Many users want the option of being able to run an installed system - once it's been extensively tested to work and solve a problem - indefinitely, without ever upgrading the operating system. The fact that people are telling you that and that you're frustrated by them is proof of that. That doesn't mean we don't need to be able to install additional software packages which were known to be available for that operating system & which makes it very unhelpful if those packages suddenly disappear. I know of people who are still using NeXT computers from the 1980s to drive manufacturing machinery, there are people still running software written in COBOL and I hear there are still people using 8" floppies. Some people use computers to solve problems - not to play around with fancy new features. If you insist on forcing users to upgrade when we don't want to, many people will just conclude it's not possible to work with you because you try to force your will on other people rather than listen to user requirements.

 

[byrnejb]

A minor upgrade will not break things. It does deliver a few features where it won't hurt, but in general, keeping your system up to date is about keeping it secure.

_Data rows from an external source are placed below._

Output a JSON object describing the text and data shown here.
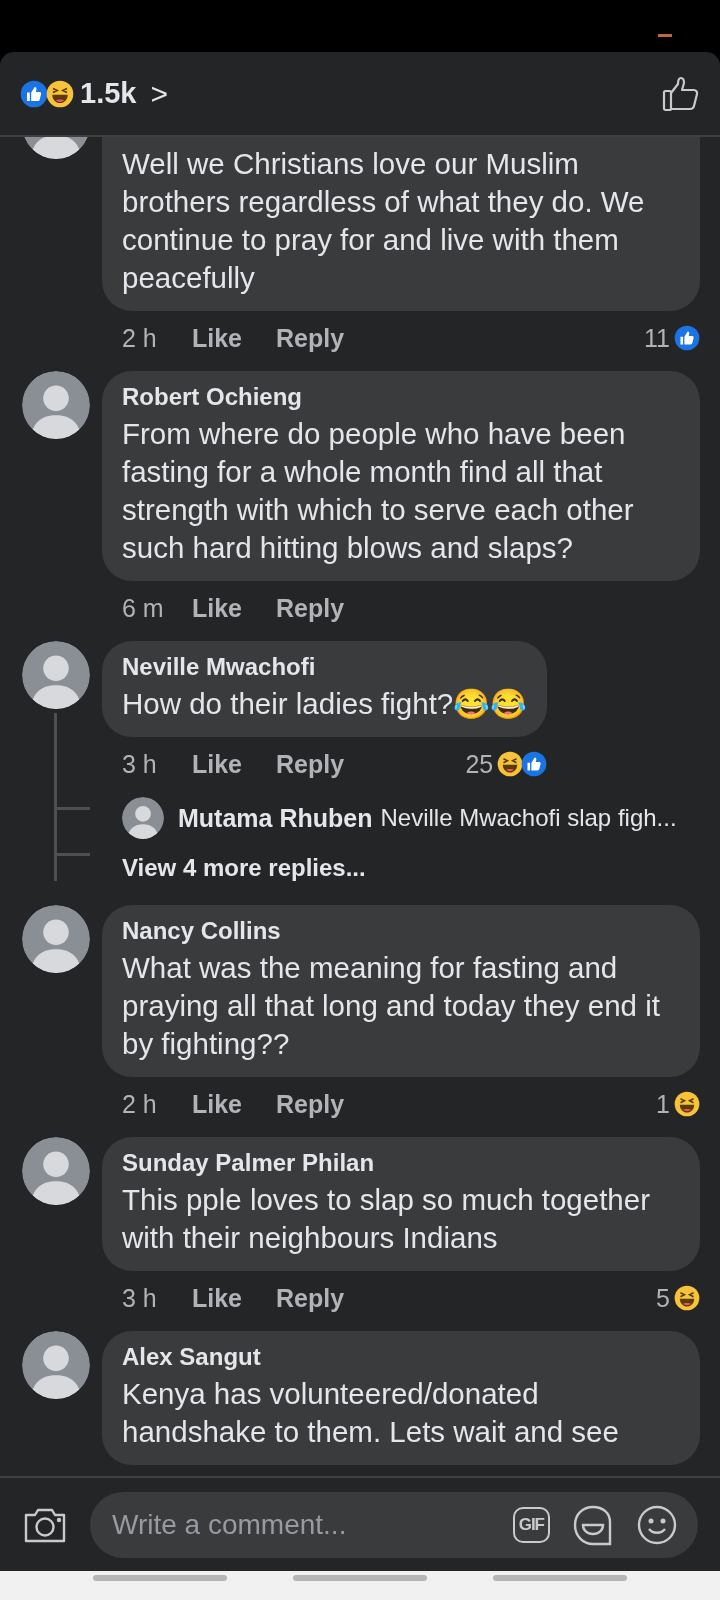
{
  "header": {
    "reactions": [
      {
        "kind": "like"
      },
      {
        "kind": "haha"
      }
    ],
    "count": "1.5k",
    "chevron": ">"
  },
  "comments": [
    {
      "text": "Well we Christians love our Muslim brothers regardless of what they do. We continue to pray for and live with them peacefully",
      "time": "2 h",
      "like": "Like",
      "reply": "Reply",
      "reaction_count": "11",
      "reactions": [
        {
          "kind": "like"
        }
      ]
    },
    {
      "author": "Robert Ochieng",
      "text": "From where do people who have been fasting for a whole month find all that strength with which to serve each other such hard hitting blows and slaps?",
      "time": "6 m",
      "like": "Like",
      "reply": "Reply"
    },
    {
      "author": "Neville Mwachofi",
      "text": "How do their ladies fight?😂😂",
      "time": "3 h",
      "like": "Like",
      "reply": "Reply",
      "reaction_count": "25",
      "reactions": [
        {
          "kind": "haha"
        },
        {
          "kind": "like"
        }
      ],
      "replies": [
        {
          "author": "Mutama Rhuben",
          "text": "Neville Mwachofi slap figh..."
        }
      ],
      "more_replies": "View 4 more replies..."
    },
    {
      "author": "Nancy Collins",
      "text": "What was the meaning for fasting and praying all that long and today they end it by fighting??",
      "time": "2 h",
      "like": "Like",
      "reply": "Reply",
      "reaction_count": "1",
      "reactions": [
        {
          "kind": "haha"
        }
      ]
    },
    {
      "author": "Sunday Palmer Philan",
      "text": "This pple loves to slap so much together with their neighbours Indians",
      "time": "3 h",
      "like": "Like",
      "reply": "Reply",
      "reaction_count": "5",
      "reactions": [
        {
          "kind": "haha"
        }
      ]
    },
    {
      "author": "Alex Sangut",
      "text": "Kenya has volunteered/donated handshake to them. Lets wait and see"
    }
  ],
  "composer": {
    "placeholder": "Write a comment...",
    "gif": "GIF"
  }
}
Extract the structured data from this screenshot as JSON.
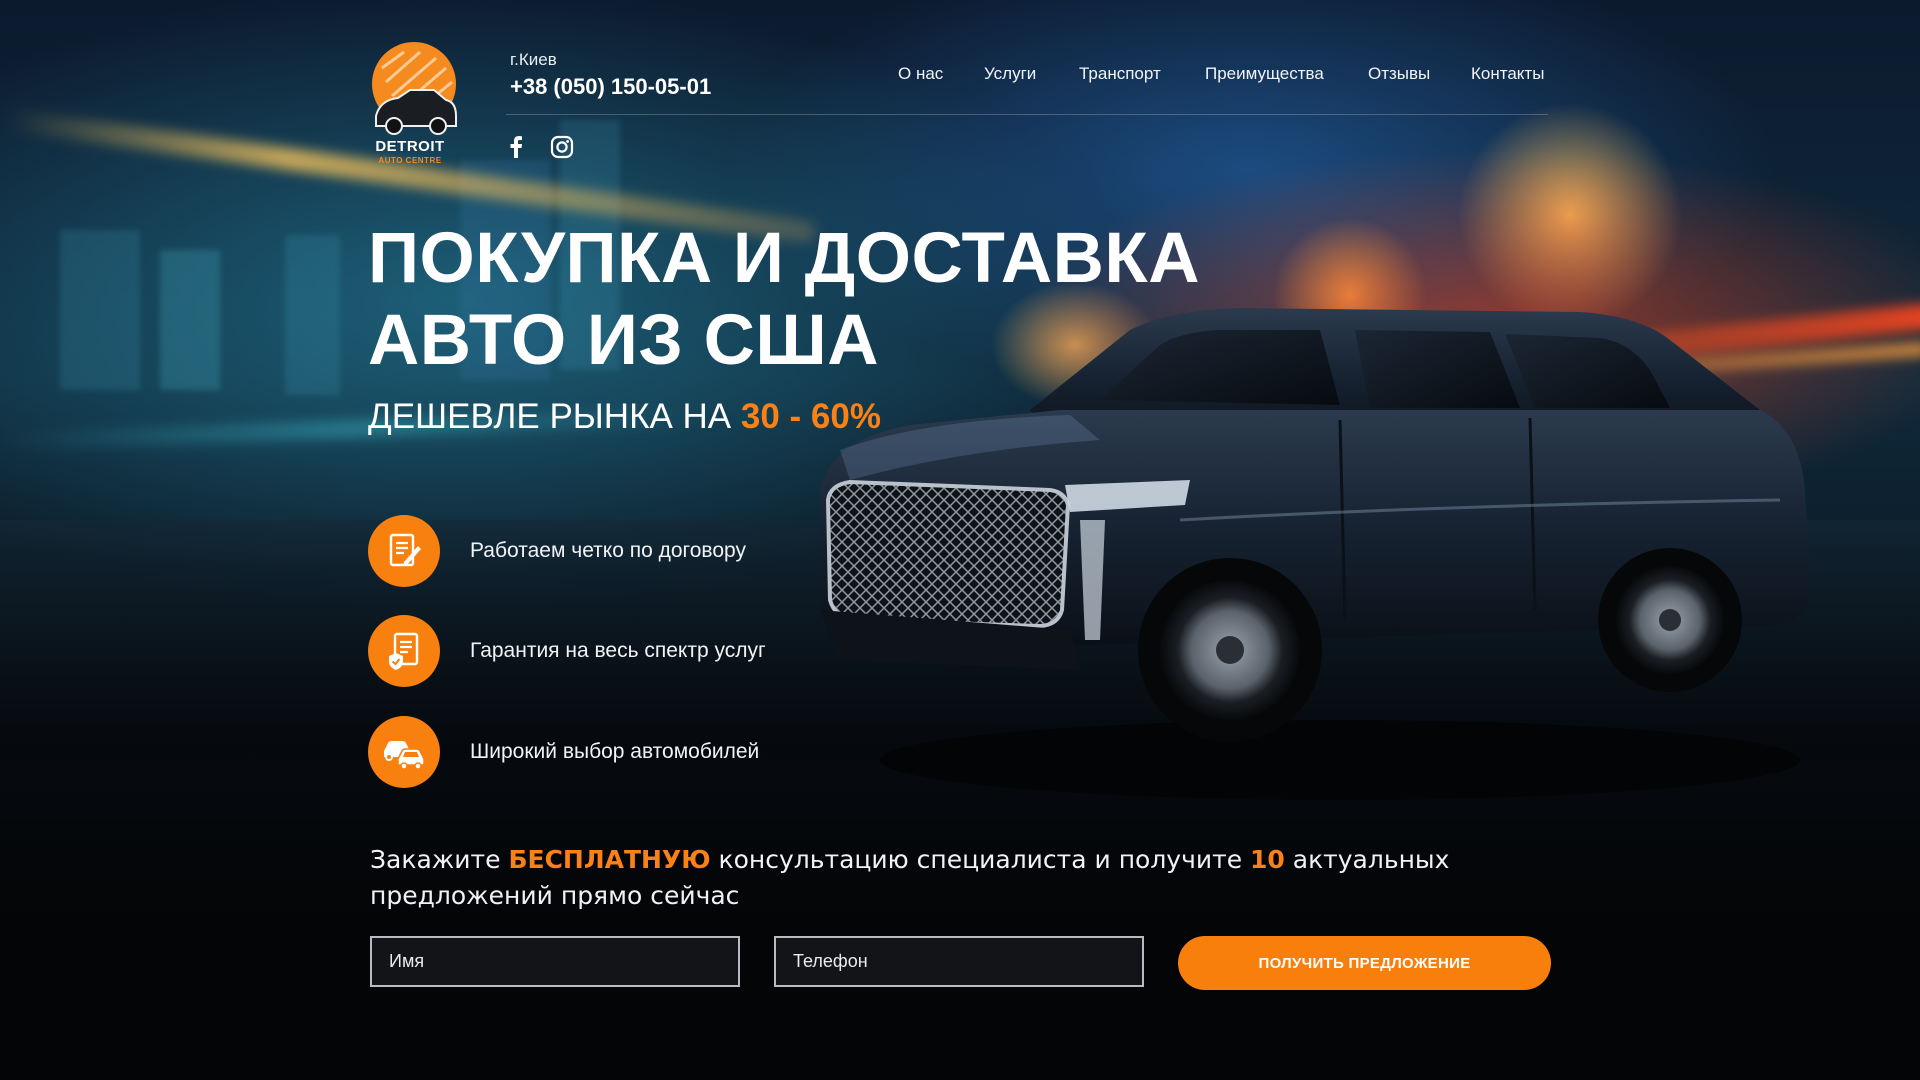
{
  "colors": {
    "accent": "#f98116",
    "button": "#f97f0d",
    "background": "#05070b"
  },
  "logo": {
    "title": "DETROIT",
    "subtitle": "AUTO CENTRE"
  },
  "header": {
    "city": "г.Киев",
    "phone": "+38 (050) 150-05-01",
    "social": [
      {
        "icon": "facebook-icon"
      },
      {
        "icon": "instagram-icon"
      }
    ],
    "nav": [
      "О нас",
      "Услуги",
      "Транспорт",
      "Преимущества",
      "Отзывы",
      "Контакты"
    ]
  },
  "hero": {
    "title_line1": "ПОКУПКА И ДОСТАВКА",
    "title_line2": "АВТО ИЗ США",
    "subtitle_prefix": "ДЕШЕВЛЕ РЫНКА НА ",
    "subtitle_accent": "30 - 60%"
  },
  "features": [
    {
      "icon": "contract-icon",
      "text": "Работаем четко по договору"
    },
    {
      "icon": "guarantee-icon",
      "text": "Гарантия на весь спектр услуг"
    },
    {
      "icon": "cars-icon",
      "text": "Широкий выбор автомобилей"
    }
  ],
  "offer": {
    "part1": "Закажите ",
    "highlight1": "БЕСПЛАТНУЮ",
    "part2": " консультацию специалиста и получите ",
    "highlight2": "10",
    "part3": " актуальных предложений прямо сейчас"
  },
  "form": {
    "name_placeholder": "Имя",
    "phone_placeholder": "Телефон",
    "submit_label": "ПОЛУЧИТЬ ПРЕДЛОЖЕНИЕ"
  }
}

This statement is not factual. I have personal experience with so-called minor upgrades that caused previously working software to simply stop working. I am not interested in debating how my empirical observations conflict with theoretical arguments, much less the presumptive arrogance which stoops to name calling.

 

[byrnejb]

For major upgrades, support cycles are really long enough, so you can prepare as long as you need.

This is also a theoretical argument. Support cycles are as short as the development community believe they can get away with the majority of the community.

 

[mer]

Just because updates are available does not mean one has to actually update. And yes, I've been bitten hard by the failed remote update and heck even a failed local one.

I understand the problem of "I need to add a new package to my EoL system but it wants to update everything", because I've been there. But I never expected the project to keep packages built against my EoL version. Honestly, what should be kept? The packages defined by the state of the ports tree when the base went EoL? The last quarterly set of packages for that EoL release? How far back should the project be expected to keep these packages? It's all disk space, it's all costing someone real money somewhere to do that.

Lets look a MS Windows ecosystem. I've know people that pretty much had a system running Win95 because it worked for what they needed. Web, email, Quicken, a couple other things. It got to the point where their applications got to "If you want to upgrade this application to the latest version, you need to upgrade your system from Win95 to Win-XYZ". So wanting the supported version of the application they were forced into a system upgrade. Not pretty (family so of course the resident "expert" gets voluntold to help), but better in the long run.

I'm telling you that simply because it is similar to what's described here: application driving system upgrade.

 

[cy@]

mer, This reminds me of a story that was relayed to me a number of years ago. A university in Eastern Canada had an IBM mainframe application that that only ran on an ancient version of OS/MVT. (OS/MVT was the predecessor to OS/VS2, which became MVS, ... which became todays z/OS. MVT did not support paging and only operated in 24-bit mode, not 31- [yes, 31, not 32] or 64-bit mode.) They lost source code to their application. And, newer IBM mainframes were incapable of running the old MVS because new mainframes do not support bus and tag (think ISA bus on PCs -- I don't think anything except maybe NetBSD supports ISA anymore) interfaces. They spun up a z/VM (another IBM mainframe O/S) instance to emulate old hardware in order to run the old O/S which could run their old app which they had lost the source code to. These are the lengths to which people go to in order to run old software. This kind of stuff happens more often than we might think.

 

[mer]

cy@ that tops just about "it does what I want why should I upgrade" stories that I have. Father In Law may have had a Win3.x that just kept on going for longer than it should, but I was the one that had to explain the Win95 to whatever was next.